Auto Portability is Like Bacon—It Makes Everything Better

By Spencer Williams | November 26, 2018

BaconWhen auto enrollment was widely adopted under the Pension Protection Act of 2006, it was a well-intentioned idea for helping Americans save more for retirement.

But in this case, what seemed like the perfect recipe for increasing retirement savings for hardworking Americans was missing a key ingredient.

Auto enrollment enabled sponsors to automatically sign up new employees to participate in their defined contribution plans. However, auto enrollment on its own doesn’t address the lack of seamless plan-to-plan asset portability in the U.S. retirement system. As a result, participation in defined contribution plans soared, but the high mobility of the modern American workforce led plan sponsors to experience a surge in small, stranded accounts.

Sponsors automatically enrolled new employees, but when the employees left, the time-consuming, complex, and expensive nature of retirement-savings portability from one plan to another caused many to choose the easiest option—simply leave their 401(k) accounts behind in their now-former employers’ plans. Others simply cashed out.

In August 2017, the Employee Benefit Research Institute (EBRI) announced that at year-end 2015, 41.3% of the plan participants in the EBRI/Investment Company Institute (ICI) 401(k) database had 401(k) account balances which were below $10,000. This was the database’s highest percentage of participants with under-$10,000 balances since year-end 2008.  

Also, the EBRI/ICI 401(k) database and the Department of Labor’s Private Pension database revealed that active-participant accounts with below $15,000 increased from 23.5 million in 2005 to 31.6 million in 2015—a 34.5% jump representing an increase, on average, of 735,841 small accounts per year during that decade.

The problem with auto enrollment was that it was missing something to end the friction in the retirement system which causes so many participants to avoid consolidating their retirement savings into accounts in their current-employer plans when they change jobs. Without an efficient, cost-effective way to transfer 401(k) account balances from plan to plan, participants are more likely to strand their accounts, or choose a much worse alternative—prematurely cash out their 401(k) savings.
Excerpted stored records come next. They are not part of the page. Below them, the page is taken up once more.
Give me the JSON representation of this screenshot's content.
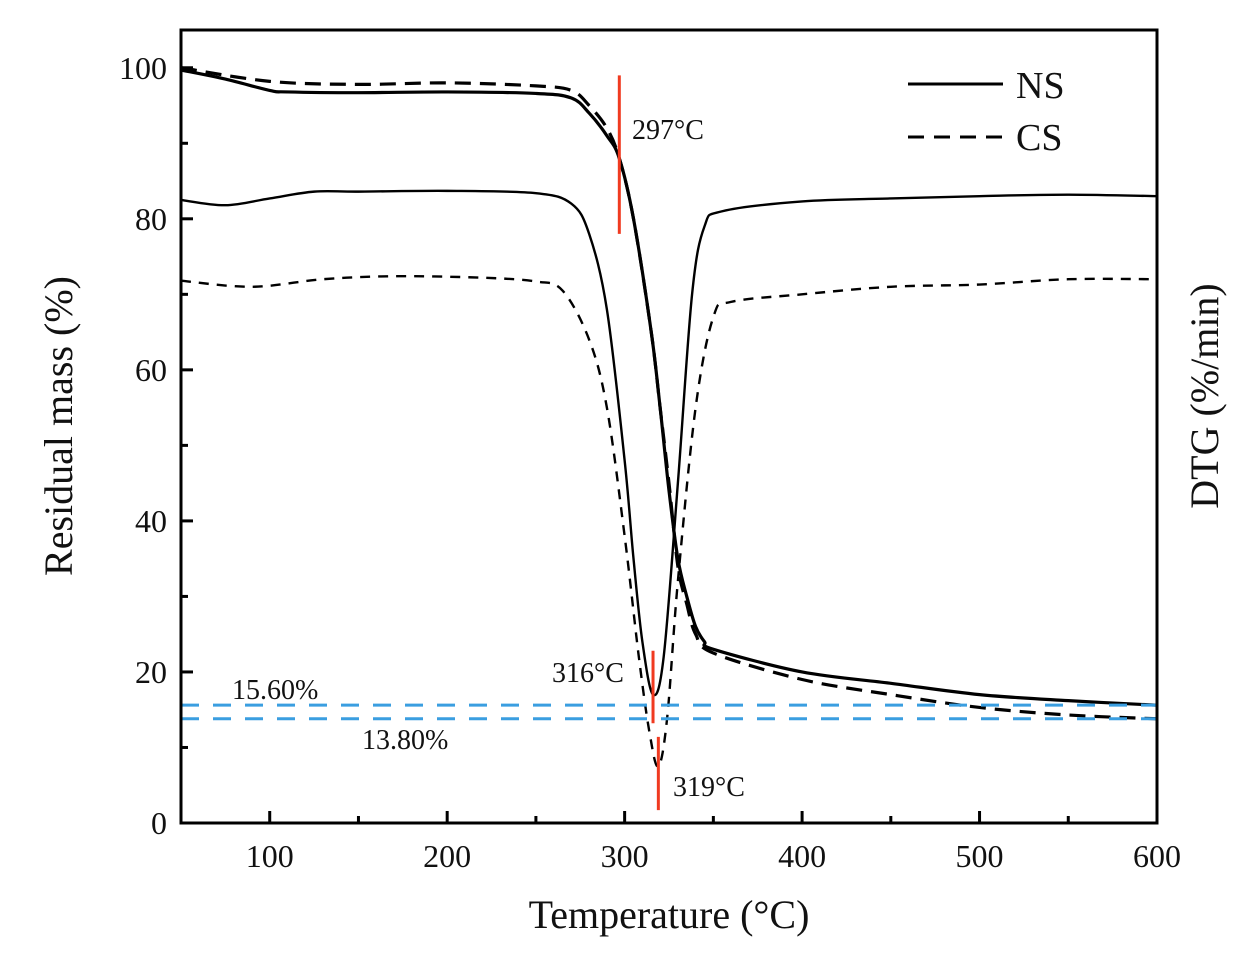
{
  "chart_data": {
    "type": "line",
    "xlabel": "Temperature (°C)",
    "ylabel": "Residual mass (%)",
    "y2label": "DTG (%/min)",
    "xlim": [
      50,
      600
    ],
    "ylim": [
      0,
      105
    ],
    "xticks": [
      100,
      200,
      300,
      400,
      500,
      600
    ],
    "yticks": [
      0,
      20,
      40,
      60,
      80,
      100
    ],
    "grid": false,
    "legend": {
      "position": "top-right",
      "entries": [
        {
          "label": "NS",
          "style": "solid"
        },
        {
          "label": "CS",
          "style": "dashed"
        }
      ]
    },
    "series": [
      {
        "name": "NS",
        "kind": "TG",
        "style": "solid",
        "x": [
          50,
          75,
          100,
          110,
          150,
          200,
          250,
          270,
          280,
          290,
          297,
          305,
          315,
          320,
          325,
          330,
          335,
          340,
          345,
          350,
          400,
          450,
          500,
          550,
          600
        ],
        "y": [
          99.7,
          98.5,
          97,
          96.8,
          96.7,
          96.8,
          96.6,
          96,
          94,
          91,
          88,
          80,
          65,
          55,
          44,
          35,
          30,
          26,
          24,
          23,
          20,
          18.5,
          17,
          16.2,
          15.6
        ]
      },
      {
        "name": "CS",
        "kind": "TG",
        "style": "dashed",
        "x": [
          50,
          100,
          150,
          200,
          250,
          270,
          280,
          290,
          297,
          305,
          315,
          320,
          325,
          330,
          335,
          340,
          350,
          400,
          450,
          500,
          550,
          600
        ],
        "y": [
          100,
          98.2,
          97.8,
          98,
          97.6,
          97,
          95,
          92,
          88,
          80,
          65,
          55,
          45,
          34,
          29,
          25,
          22.5,
          19,
          17,
          15.3,
          14.3,
          13.8
        ]
      },
      {
        "name": "NS",
        "kind": "DTG",
        "style": "solid",
        "x": [
          50,
          75,
          100,
          125,
          150,
          200,
          250,
          270,
          280,
          290,
          300,
          305,
          310,
          316,
          322,
          330,
          338,
          345,
          355,
          400,
          450,
          500,
          550,
          600
        ],
        "y": [
          82.5,
          81.8,
          82.7,
          83.6,
          83.6,
          83.7,
          83.4,
          82,
          78,
          68,
          48,
          35,
          24,
          17,
          22,
          45,
          70,
          79,
          81,
          82.3,
          82.7,
          83,
          83.2,
          83
        ]
      },
      {
        "name": "CS",
        "kind": "DTG",
        "style": "dashed",
        "x": [
          50,
          90,
          130,
          170,
          220,
          250,
          265,
          280,
          290,
          300,
          308,
          314,
          319,
          324,
          330,
          340,
          350,
          360,
          400,
          450,
          500,
          550,
          600
        ],
        "y": [
          71.8,
          71,
          72,
          72.4,
          72.2,
          71.7,
          70.5,
          64,
          55,
          38,
          22,
          12,
          7.5,
          14,
          32,
          55,
          67,
          69,
          70,
          71,
          71.3,
          72,
          72
        ]
      }
    ],
    "annotations": [
      {
        "text": "297°C",
        "marker_x": 297,
        "marker_y": [
          78,
          99
        ]
      },
      {
        "text": "316°C",
        "marker_x": 316,
        "marker_y": [
          13.2,
          22.8
        ]
      },
      {
        "text": "319°C",
        "marker_x": 319,
        "marker_y": [
          1.7,
          11.4
        ]
      },
      {
        "text": "15.60%",
        "hline_y": 15.6
      },
      {
        "text": "13.80%",
        "hline_y": 13.8
      }
    ],
    "colors": {
      "curves": "#000000",
      "markers": "#f03a20",
      "hlines": "#3a9ee0"
    }
  }
}
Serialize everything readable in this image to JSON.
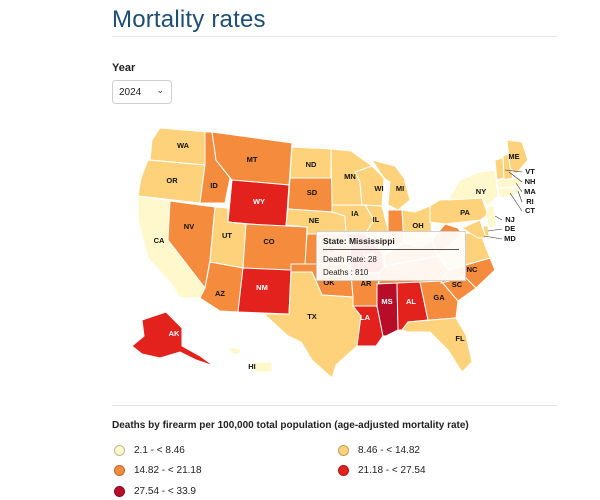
{
  "title": "Mortality rates",
  "year_filter": {
    "label": "Year",
    "selected": "2024"
  },
  "tooltip": {
    "title": "State: Mississippi",
    "rate_line": "Death Rate: 28",
    "deaths_line": "Deaths : 810"
  },
  "legend": {
    "title": "Deaths by firearm per 100,000 total population (age-adjusted mortality rate)",
    "bins": [
      {
        "label": "2.1 - < 8.46",
        "color": "#fff8cc"
      },
      {
        "label": "8.46 - < 14.82",
        "color": "#fed27b"
      },
      {
        "label": "14.82 - < 21.18",
        "color": "#f58b3d"
      },
      {
        "label": "21.18 - < 27.54",
        "color": "#e3221e"
      },
      {
        "label": "27.54 - < 33.9",
        "color": "#b70d28"
      }
    ]
  },
  "states": [
    {
      "abbr": "WA",
      "bin": 1
    },
    {
      "abbr": "OR",
      "bin": 1
    },
    {
      "abbr": "CA",
      "bin": 0
    },
    {
      "abbr": "ID",
      "bin": 2
    },
    {
      "abbr": "NV",
      "bin": 2
    },
    {
      "abbr": "MT",
      "bin": 2
    },
    {
      "abbr": "WY",
      "bin": 3
    },
    {
      "abbr": "UT",
      "bin": 1
    },
    {
      "abbr": "CO",
      "bin": 2
    },
    {
      "abbr": "AZ",
      "bin": 2
    },
    {
      "abbr": "NM",
      "bin": 3
    },
    {
      "abbr": "ND",
      "bin": 1
    },
    {
      "abbr": "SD",
      "bin": 2
    },
    {
      "abbr": "NE",
      "bin": 1
    },
    {
      "abbr": "KS",
      "bin": 2
    },
    {
      "abbr": "OK",
      "bin": 2
    },
    {
      "abbr": "TX",
      "bin": 1
    },
    {
      "abbr": "MN",
      "bin": 1
    },
    {
      "abbr": "IA",
      "bin": 1
    },
    {
      "abbr": "MO",
      "bin": 3
    },
    {
      "abbr": "AR",
      "bin": 2
    },
    {
      "abbr": "LA",
      "bin": 3
    },
    {
      "abbr": "WI",
      "bin": 1
    },
    {
      "abbr": "IL",
      "bin": 1
    },
    {
      "abbr": "MI",
      "bin": 1
    },
    {
      "abbr": "IN",
      "bin": 2
    },
    {
      "abbr": "OH",
      "bin": 1
    },
    {
      "abbr": "KY",
      "bin": 2
    },
    {
      "abbr": "TN",
      "bin": 2
    },
    {
      "abbr": "MS",
      "bin": 4
    },
    {
      "abbr": "AL",
      "bin": 3
    },
    {
      "abbr": "GA",
      "bin": 2
    },
    {
      "abbr": "FL",
      "bin": 1
    },
    {
      "abbr": "SC",
      "bin": 2
    },
    {
      "abbr": "NC",
      "bin": 2
    },
    {
      "abbr": "VA",
      "bin": 1
    },
    {
      "abbr": "WV",
      "bin": 2
    },
    {
      "abbr": "PA",
      "bin": 1
    },
    {
      "abbr": "NY",
      "bin": 0
    },
    {
      "abbr": "VT",
      "bin": 1
    },
    {
      "abbr": "NH",
      "bin": 1
    },
    {
      "abbr": "ME",
      "bin": 1
    },
    {
      "abbr": "MA",
      "bin": 0
    },
    {
      "abbr": "RI",
      "bin": 0
    },
    {
      "abbr": "CT",
      "bin": 0
    },
    {
      "abbr": "NJ",
      "bin": 0
    },
    {
      "abbr": "DE",
      "bin": 1
    },
    {
      "abbr": "MD",
      "bin": 1
    },
    {
      "abbr": "AK",
      "bin": 3
    },
    {
      "abbr": "HI",
      "bin": 0
    }
  ]
}
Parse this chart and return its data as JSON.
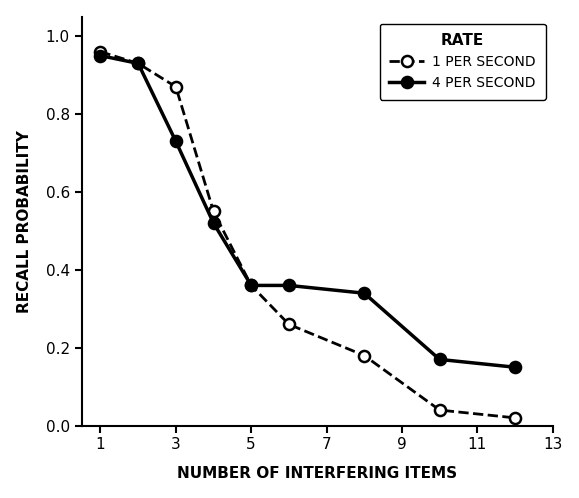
{
  "rate1_x": [
    1,
    2,
    3,
    4,
    5,
    6,
    8,
    10,
    12
  ],
  "rate1_y": [
    0.96,
    0.93,
    0.87,
    0.55,
    0.36,
    0.26,
    0.18,
    0.04,
    0.02
  ],
  "rate4_x": [
    1,
    2,
    3,
    4,
    5,
    6,
    8,
    10,
    12
  ],
  "rate4_y": [
    0.95,
    0.93,
    0.73,
    0.52,
    0.36,
    0.36,
    0.34,
    0.17,
    0.15
  ],
  "xlabel": "NUMBER OF INTERFERING ITEMS",
  "ylabel": "RECALL PROBABILITY",
  "xlim": [
    0.5,
    13
  ],
  "ylim": [
    0,
    1.05
  ],
  "xticks": [
    1,
    3,
    5,
    7,
    9,
    11,
    13
  ],
  "yticks": [
    0,
    0.2,
    0.4,
    0.6,
    0.8,
    1.0
  ],
  "legend_title": "RATE",
  "legend_label_1": "1 PER SECOND",
  "legend_label_4": "4 PER SECOND",
  "line_color": "#000000",
  "bg_color": "#ffffff"
}
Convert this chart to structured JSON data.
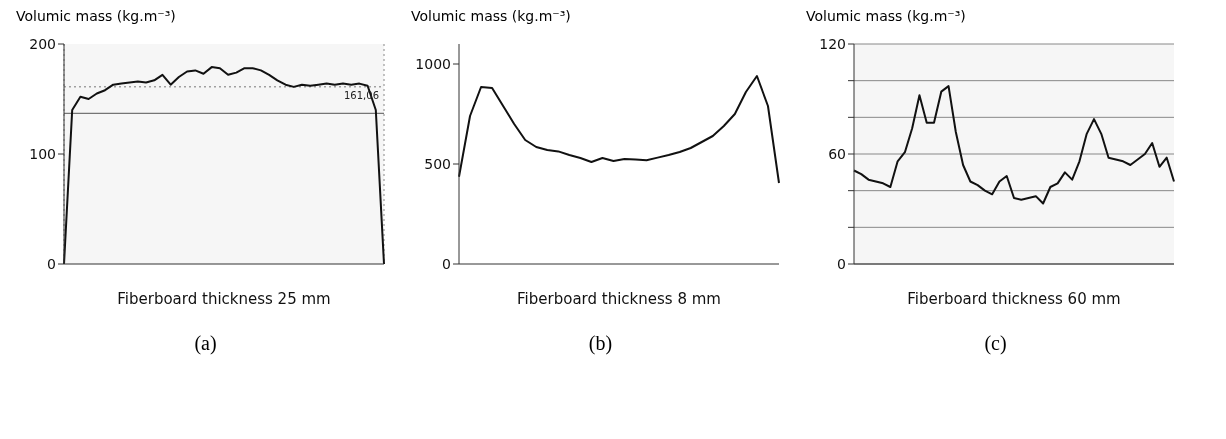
{
  "chart_data": [
    {
      "type": "line",
      "ylabel": "Volumic mass (kg.m⁻³)",
      "xlabel": "Fiberboard thickness 25 mm",
      "categories": [
        null,
        null,
        null,
        null,
        null,
        null,
        null,
        null,
        null,
        null,
        null,
        null,
        null,
        null,
        null,
        null,
        null,
        null,
        null,
        null,
        null,
        null,
        null,
        null,
        null,
        null,
        null,
        null,
        null,
        null,
        null,
        null,
        null,
        null,
        null,
        null,
        null,
        null,
        null,
        null
      ],
      "series": [
        {
          "color": "#111111",
          "values": [
            0,
            140,
            152,
            150,
            155,
            158,
            163,
            164,
            165,
            166,
            165,
            167,
            172,
            163,
            170,
            175,
            176,
            173,
            179,
            178,
            172,
            174,
            178,
            178,
            176,
            172,
            167,
            163,
            161,
            163,
            162,
            163,
            164,
            163,
            164,
            163,
            164,
            162,
            140,
            0
          ]
        }
      ],
      "ylim": [
        0,
        200
      ],
      "yticks": [
        0,
        100,
        200
      ],
      "grid": "x",
      "tick_labels": "y",
      "ref_lines": [
        {
          "axis": "y",
          "value": 161.06,
          "label": "161,06",
          "line_style": "dotted",
          "color": "#777777"
        },
        {
          "axis": "y",
          "value": 137,
          "color": "#555555"
        }
      ],
      "annotations": [
        "(a)"
      ]
    },
    {
      "type": "line",
      "ylabel": "Volumic mass (kg.m⁻³)",
      "xlabel": "Fiberboard thickness 8 mm",
      "categories": [
        null,
        null,
        null,
        null,
        null,
        null,
        null,
        null,
        null,
        null,
        null,
        null,
        null,
        null,
        null,
        null,
        null,
        null,
        null,
        null,
        null,
        null,
        null,
        null,
        null,
        null,
        null,
        null,
        null,
        null
      ],
      "series": [
        {
          "color": "#111111",
          "values": [
            436,
            740,
            885,
            880,
            790,
            700,
            620,
            585,
            570,
            563,
            545,
            530,
            510,
            530,
            515,
            525,
            522,
            519,
            532,
            545,
            560,
            580,
            610,
            640,
            690,
            750,
            860,
            940,
            790,
            405
          ]
        }
      ],
      "ylim": [
        0,
        1100
      ],
      "yticks": [
        0,
        500,
        1000
      ],
      "tick_labels": "y",
      "annotations": [
        "(b)"
      ]
    },
    {
      "type": "line",
      "ylabel": "Volumic mass (kg.m⁻³)",
      "xlabel": "Fiberboard thickness 60 mm",
      "categories": [
        null,
        null,
        null,
        null,
        null,
        null,
        null,
        null,
        null,
        null,
        null,
        null,
        null,
        null,
        null,
        null,
        null,
        null,
        null,
        null,
        null,
        null,
        null,
        null,
        null,
        null,
        null,
        null,
        null,
        null,
        null,
        null,
        null,
        null,
        null,
        null,
        null,
        null,
        null,
        null,
        null,
        null,
        null,
        null,
        null
      ],
      "series": [
        {
          "color": "#111111",
          "values": [
            51,
            49,
            46,
            45,
            44,
            42,
            56,
            61,
            74,
            92,
            77,
            77,
            94,
            97,
            72,
            54,
            45,
            43,
            40,
            38,
            45,
            48,
            36,
            35,
            36,
            37,
            33,
            42,
            44,
            50,
            46,
            56,
            71,
            79,
            71,
            58,
            57,
            56,
            54,
            57,
            60,
            66,
            53,
            58,
            45
          ]
        }
      ],
      "ylim": [
        0,
        120
      ],
      "yticks": [
        0,
        {
          "value": 20,
          "label": null
        },
        {
          "value": 40,
          "label": null
        },
        60,
        {
          "value": 80,
          "label": null
        },
        {
          "value": 100,
          "label": null
        },
        120
      ],
      "grid": "y",
      "tick_labels": "y",
      "annotations": [
        "(c)"
      ]
    }
  ]
}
Auto portability—the routine, standardized, and automated movement of a retirement plan participant’s 401(k) savings account from their former employer’s plan to an active account in their current employer’s plan—is designed to plug holes in the retirement system which undermine auto enrollment, enabling the latter to truly fulfill its purpose. EBRI estimates that the national adoption of auto portability would preserve up to $1.5 trillion, measured in today’s dollars, in the U.S. retirement system—the result of significant reductions in cash-outs, small accounts, and missing participants.

In other words, auto portability is like bacon—it’s the ingredient that makes auto enrollment, and the U.S. retirement system as a whole, better.

The Ingredients in Our Industry’s Bacon

Auto portability has been live for over a year. In July 2017, Retirement Clearinghouse completed, on behalf of a large plan sponsor in the health services industry, the very first fully automated, end-to-end transfer of retirement savings from a safe harbor IRA into a participant’s active 401(k) account. There are four components of auto portability, as implemented today:

  • An electronic-record “location” search to identify multiple accounts that could belong to the same participant.
  • A proprietary “match” algorithm to confirm that the accounts belong to the same individual.
  • Receipt of the participant’s affirmative consent, electronically or via a representative, to begin an automated roll-in transaction.
  • The implementation of the automated roll-in transaction once affirmative consent has been received.

A Boston Research Group case study on the results of the auto portability implementation shows that the impact of auto portability could be greater if it was made a default process, requiring an affirmative action to opt out of, rather than opt in, to the program. Fortunately, the Department of Labor (DOL) understands this, providing requested guidance on auto portability in the form of an Advisory Opinion and Prohibited Transaction Exemption that clarifies the plan sponsor’s fiduciary liability when adding auto portability as a default process—clearing the way for widespread adoption of auto portability. The issuance of the DOL’s guidance on auto portability is an important step in the ongoing bipartisan effort to enable the seamless plan-to-plan portability of retirement savings.

Auto portability can help millions of Americans save more for retirement, but the impact would be especially powerful for women and minorities. For example, industry research indicates that African-Americans, compared to the broader population, are 61.5% more likely to cash out their retirement savings—and African-American workers with less than $20,000 in household income are 134% more likely to do so.  

Much work remains to be done, but any solution for helping plan sponsors and participants improve retirement outcomes should include auto portability. Like bacon, it makes everything better for all parties in America’s retirement system.